周四，美国联邦通信委员会（Federal Communication Commission，FCC）以3票赞成2票反对的投票结果，撤销了网络中立性（Net Neutrality）——禁止AT&T、威瑞森（Verizon）和康卡斯特（Comcast）为代表的美国互联网服务提供商干涉在其骨干网络上传输数据——规则的授权。这个逆转了联邦通信委员会2015年决定的投票结果，意味着美国联邦政府不再将互联网服务提供商视作公共服务部门进行监管，也使得互联网服务提供商有权自行决定优先保障或延误、屏蔽特定通信内容的传输。
Prior to Thursday's vote, the framework for U.S. net neutrality rules was anchored in Title II of the Communications Act of 1934 (Title II), where Internet service providers are treated as the same government-regulated public service points as telephone providers. Whereas prior to 2015, ISPs had been classified under Title I, that section did not grant the FCC several of the authorities it used to implement net neutrality rules. Thursday's FCC vote to reclassify Internet service providers under Title I also means that the FCC lost its legal authority to push net neutrality rules.
In addition to the significant impact that revoking net neutrality will have on areas such as U.S. civil liberties, privacy, and online content services, this FCC decision will also have a potential impact on national security areas such as political disclosure, cybersecurity, and counterterrorism. If the withdrawal of net neutrality rules ultimately spawns a stratified Internet system, influence campaigns like Russia's online opinion manipulation during the 2016 U.S. election will likely be given new opportunities to exploit the fact that disinformation of all kinds can spread more quickly to the masses simply by secretly purchasing or obtaining priority bandwidth for disinformation campaigns. The same is true in cybersecurity, where some of the most highly valued companies in U.S. cybersecurity circles require petabytes of data to be transferred over the Internet on a daily basis, and if that data is slowed down in delivery to users or even tampered with by Internet service providers, the value of those companies could be revalued and the consumers who use their products would suffer. The withdrawal of net neutrality would also prompt ordinary Internet users to increase their use of anonymization technologies and peer-to-peer encryption-because if Internet service providers cannot view the content of network traffic, they will not be able to make bandwidth escalation or degradation decisions for specific traffic, but this would also enhance the chances of success of criminal groups or terrorist organizations in evading surveillance by law enforcement and intelligence agencies. While ISPs can also prevent the abuse of anonymization and encryption by putting all encrypted communications in the "slow lane," this does not necessarily deter malicious users who are willing to accept the hassles of encryption security.
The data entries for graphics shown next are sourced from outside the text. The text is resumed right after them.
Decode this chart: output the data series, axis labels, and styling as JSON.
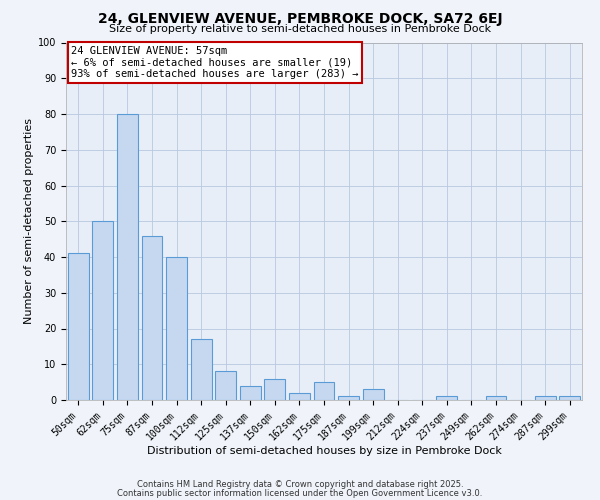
{
  "title": "24, GLENVIEW AVENUE, PEMBROKE DOCK, SA72 6EJ",
  "subtitle": "Size of property relative to semi-detached houses in Pembroke Dock",
  "xlabel": "Distribution of semi-detached houses by size in Pembroke Dock",
  "ylabel": "Number of semi-detached properties",
  "categories": [
    "50sqm",
    "62sqm",
    "75sqm",
    "87sqm",
    "100sqm",
    "112sqm",
    "125sqm",
    "137sqm",
    "150sqm",
    "162sqm",
    "175sqm",
    "187sqm",
    "199sqm",
    "212sqm",
    "224sqm",
    "237sqm",
    "249sqm",
    "262sqm",
    "274sqm",
    "287sqm",
    "299sqm"
  ],
  "values": [
    41,
    50,
    80,
    46,
    40,
    17,
    8,
    4,
    6,
    2,
    5,
    1,
    3,
    0,
    0,
    1,
    0,
    1,
    0,
    1,
    1
  ],
  "bar_color": "#c5d8f0",
  "bar_edge_color": "#5b9bd5",
  "ylim": [
    0,
    100
  ],
  "yticks": [
    0,
    10,
    20,
    30,
    40,
    50,
    60,
    70,
    80,
    90,
    100
  ],
  "annotation_title": "24 GLENVIEW AVENUE: 57sqm",
  "annotation_line1": "← 6% of semi-detached houses are smaller (19)",
  "annotation_line2": "93% of semi-detached houses are larger (283) →",
  "annotation_box_edge_color": "#c00000",
  "annotation_box_bg": "#ffffff",
  "footer1": "Contains HM Land Registry data © Crown copyright and database right 2025.",
  "footer2": "Contains public sector information licensed under the Open Government Licence v3.0.",
  "background_color": "#f0f4fa",
  "plot_bg_color": "#e8eef8",
  "grid_color": "#b8c8e0",
  "title_fontsize": 10,
  "subtitle_fontsize": 8,
  "axis_label_fontsize": 8,
  "tick_fontsize": 7,
  "annotation_fontsize": 7.5,
  "footer_fontsize": 6
}
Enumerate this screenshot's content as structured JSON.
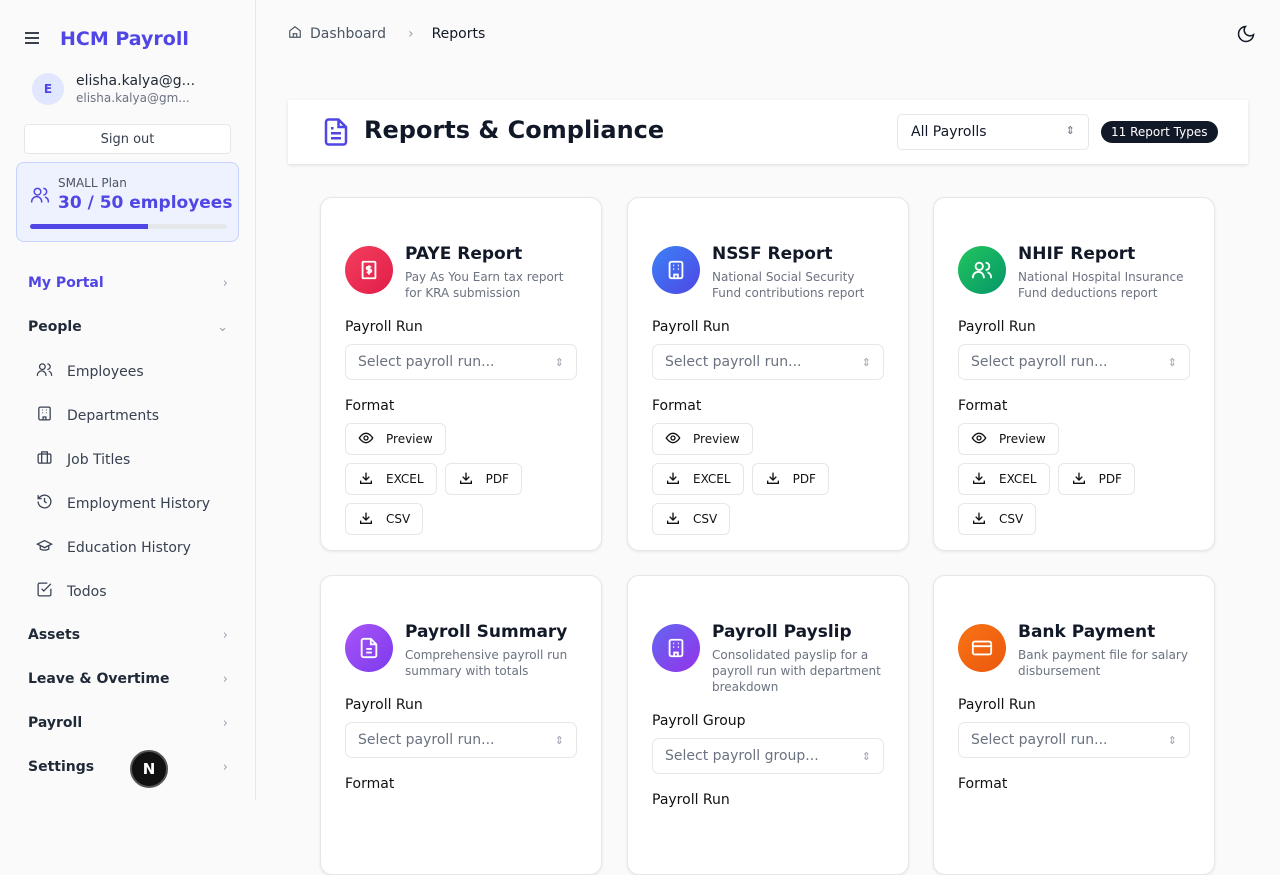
{
  "app": {
    "title": "HCM Payroll"
  },
  "user": {
    "initial": "E",
    "name": "elisha.kalya@g...",
    "email": "elisha.kalya@gm...",
    "sign_out": "Sign out"
  },
  "plan": {
    "label": "SMALL Plan",
    "usage": "30 / 50 employees",
    "fraction": 0.6
  },
  "nav": {
    "my_portal": "My Portal",
    "people": "People",
    "people_items": [
      "Employees",
      "Departments",
      "Job Titles",
      "Employment History",
      "Education History",
      "Todos"
    ],
    "assets": "Assets",
    "leave": "Leave & Overtime",
    "payroll": "Payroll",
    "settings": "Settings"
  },
  "breadcrumb": {
    "home": "Dashboard",
    "current": "Reports"
  },
  "header": {
    "title": "Reports & Compliance",
    "filter": "All Payrolls",
    "count_badge": "11 Report Types"
  },
  "colors": {
    "accent": "#4f46e5"
  },
  "cards": [
    {
      "title": "PAYE Report",
      "desc": "Pay As You Earn tax report for KRA submission",
      "icon": "receipt-dollar-icon",
      "gradient": [
        "#f43f5e",
        "#e11d48"
      ],
      "fields": [
        {
          "label": "Payroll Run",
          "placeholder": "Select payroll run..."
        }
      ],
      "format_label": "Format",
      "formats": [
        "Preview",
        "EXCEL",
        "PDF",
        "CSV"
      ]
    },
    {
      "title": "NSSF Report",
      "desc": "National Social Security Fund contributions report",
      "icon": "building-icon",
      "gradient": [
        "#3b82f6",
        "#4f46e5"
      ],
      "fields": [
        {
          "label": "Payroll Run",
          "placeholder": "Select payroll run..."
        }
      ],
      "format_label": "Format",
      "formats": [
        "Preview",
        "EXCEL",
        "PDF",
        "CSV"
      ]
    },
    {
      "title": "NHIF Report",
      "desc": "National Hospital Insurance Fund deductions report",
      "icon": "users-icon",
      "gradient": [
        "#22c55e",
        "#059669"
      ],
      "fields": [
        {
          "label": "Payroll Run",
          "placeholder": "Select payroll run..."
        }
      ],
      "format_label": "Format",
      "formats": [
        "Preview",
        "EXCEL",
        "PDF",
        "CSV"
      ]
    },
    {
      "title": "Payroll Summary",
      "desc": "Comprehensive payroll run summary with totals",
      "icon": "document-icon",
      "gradient": [
        "#a855f7",
        "#7c3aed"
      ],
      "fields": [
        {
          "label": "Payroll Run",
          "placeholder": "Select payroll run..."
        }
      ],
      "format_label": "Format",
      "formats": []
    },
    {
      "title": "Payroll Payslip",
      "desc": "Consolidated payslip for a payroll run with department breakdown",
      "icon": "building-icon",
      "gradient": [
        "#6366f1",
        "#9333ea"
      ],
      "fields": [
        {
          "label": "Payroll Group",
          "placeholder": "Select payroll group..."
        },
        {
          "label": "Payroll Run",
          "placeholder": ""
        }
      ],
      "format_label": "",
      "formats": []
    },
    {
      "title": "Bank Payment",
      "desc": "Bank payment file for salary disbursement",
      "icon": "credit-card-icon",
      "gradient": [
        "#f97316",
        "#ea580c"
      ],
      "fields": [
        {
          "label": "Payroll Run",
          "placeholder": "Select payroll run..."
        }
      ],
      "format_label": "Format",
      "formats": []
    }
  ]
}
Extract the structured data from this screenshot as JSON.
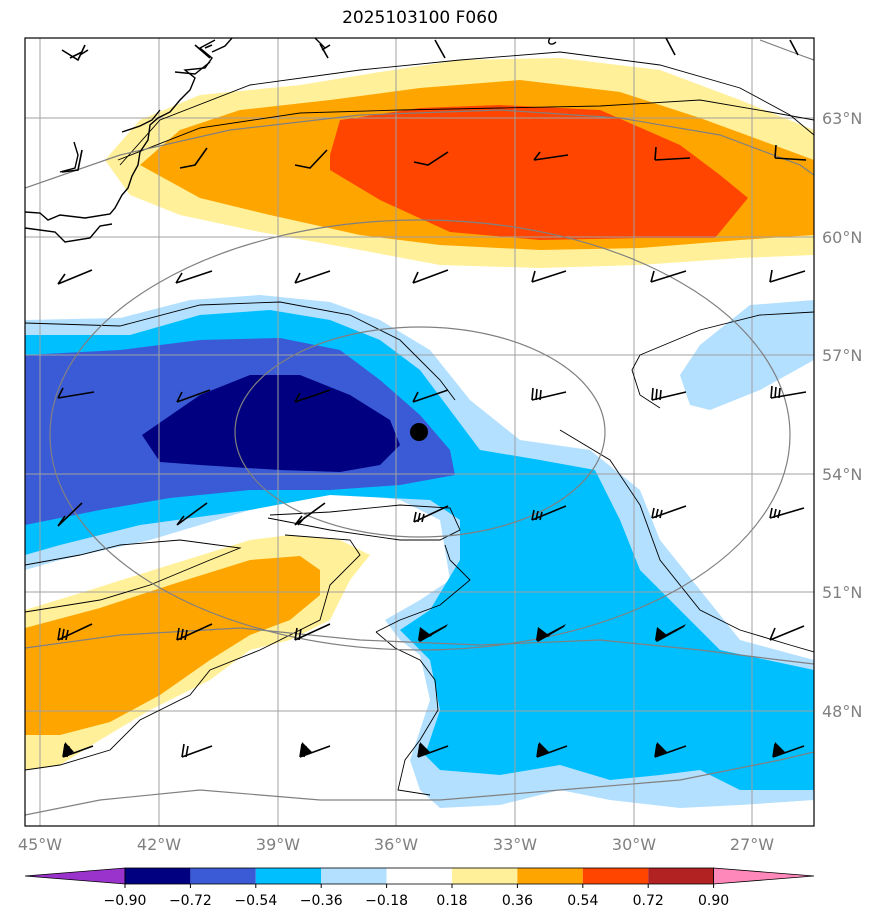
{
  "title": "2025103100 F060",
  "lat_labels": [
    "63°N",
    "60°N",
    "57°N",
    "54°N",
    "51°N",
    "48°N"
  ],
  "lon_labels": [
    "45°W",
    "42°W",
    "39°W",
    "36°W",
    "33°W",
    "30°W",
    "27°W"
  ],
  "colorbar": {
    "ticks": [
      "−0.90",
      "−0.72",
      "−0.54",
      "−0.36",
      "−0.18",
      "0.18",
      "0.36",
      "0.54",
      "0.72",
      "0.90"
    ],
    "colors": [
      "#9933cc",
      "#000080",
      "#3b5bd6",
      "#00bfff",
      "#b3e0ff",
      "#ffffff",
      "#fff099",
      "#ffa500",
      "#ff4500",
      "#b22222",
      "#ff88bb"
    ]
  },
  "colors": {
    "neg_light": "#b3e0ff",
    "neg_med": "#00bfff",
    "neg_strong": "#3b5bd6",
    "neg_max": "#000080",
    "pos_light": "#fff099",
    "pos_med": "#ffa500",
    "pos_strong": "#ff4500",
    "grid": "#a0a0a0",
    "contour": "#808080"
  }
}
Net neutrality has effectively shaped the Internet into an open and free marketplace for ideas, goods and services, from which global political, economic and cultural development has benefited greatly. With the withdrawal of net neutrality, if Internet service providers are given the right to censor content they do not approve of or find controversial, this will have a significant impact on freedom of expression advocated within the United States: third parties who can afford to pay extra will gain the ability to increase their audience base by purchasing greater network bandwidth, and money will have a stronger influence in shaping American political opinion. There have been numerous reports in the U.S. media of U.S. Internet service providers interfering with Internet communications, such as blocking political speech at Pearl Jam concerts in 2007, deliberately slowing access to file-sharing sites such as eDonkey and BitTorrent, and blocking web-based information services used by demonstration organizers to coordinate their actions. While some experts argue that the withdrawal of net neutrality will help counter the use of the Internet by terrorist groups to disseminate extremist ideas and guidance for attacks, and will also help Internet service providers counter false online propaganda by screening misleading content in other countries, the withdrawal of mandatory neutrality without adding the necessary transparency mechanisms for decision-making risks instead increasing the opportunities for malicious third parties to gain greater online propaganda capabilities through payment. The Internet is a virtual space without borders, while its physical infrastructure - the ISP backbone and international submarine cables - are under the jurisdiction of the countries in which they are located. Net neutrality, despite being a domestic policy of the United States, the implementation or withdrawal of this policy will still have a non-negligible impact on the international Internet.